We intend that RAMSES research will not only advance knowledge but also provide a path to transforming how science workflows and science infrastructures are designed, implemented, and operated across the DOE science complex. To this end, we will prototype a suite of end-to-end analytical performance models, experimental testing tools, and numerical methods. We will also develop a performance advisor that will provide actionable feedback regarding achieved performance. We will apply these tools to a range of performance analysis problems, including prediction, explanation, and optimization of performance metrics for the Globus file transfer service. This work will both showcase what RAMSES technologies can do and allow us to obtain feedback from our stakeholder community.
The potential benefits of RAMSES research for science and technology are considerable. New modeling capabilities that enable better understanding of workflow and infrastructure performance have the potential to accelerate discovery across dozens of DOE science facilities that are used by tens of thousands of researchers from across the nation. To give just two examples: acceleration of a data analysis workflow used at a DOE experimental facility can permit real-time rather than post hoc user feedback, increasing the efficiency of the research performed at that facility by orders of magnitude. Workflow optimizations that reduce the number of CPUs required for analysis allow us to increase the number of people who can profit from leadership computing facilities. Increasingly, workflows comparable to those encountered in extreme-scale science are appearing in industry as well, providing opportunities for yet broader impact.
In the next phase of RAMSES (RAMSES-2), we propose to build on these successes to focus on specific challenges associated with next-generation science experiments, in which experimental apparatus, supercomputers, storage systems, and other devices are connected by high-speed networks.
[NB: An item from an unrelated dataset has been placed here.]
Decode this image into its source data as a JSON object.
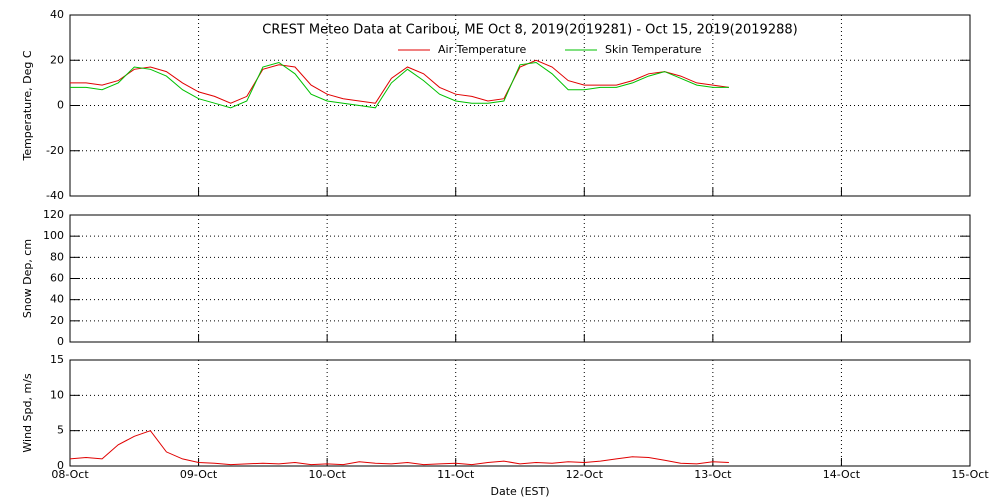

Moving beyond data transfers, we focus on a broad class of streaming scenarios, including coordinated monitoring and steering of experiments, computations, and storage. They provide the next generation of science enabling capabilities, while challenging the underlying workflow implementations and optimizations. Using a mix of prototyping, experimentation, and modeling, we aim to produce new understanding of how individual workflows, collections of workflows, and science facilities can be engineered to enable efficient and cost-effective workflow execution. We envision this work involving innovations at multiple levels. We will prototype new data streaming applications and mechanisms, building on early work conducted with the Advanced Photon Source, Advanced Light Source, and other facilities, with the goal of producing a framework in which a wide range of streaming use cases and scenarios can be explored, to include data ingest into different levels of the storage hierarchy on next-generation supercomputers. We will extend previous work on experimental characterization, data-driven modeling, and analytical modeling of file transfers to encompass such scenarios. We will develop testbed and production-level experiments and analytics to characterize and assess the performance of TCP variants and UDP-based transport for sustained streaming, on-demand data push and pull, and control traffic, by building on concave-convex throughput profile characterizations and Poincare dynamics analysis of transport protocols. At the facility level and beyond, we will investigate methods for co-optimizing not only individual workflows but also collections of workflows and the underlying science facility fabric.
RAMSES is supported by the US Department of Energy’s Office of Advanced Scientific Computing Research (ASCR), under the leadership of Rich Carlson.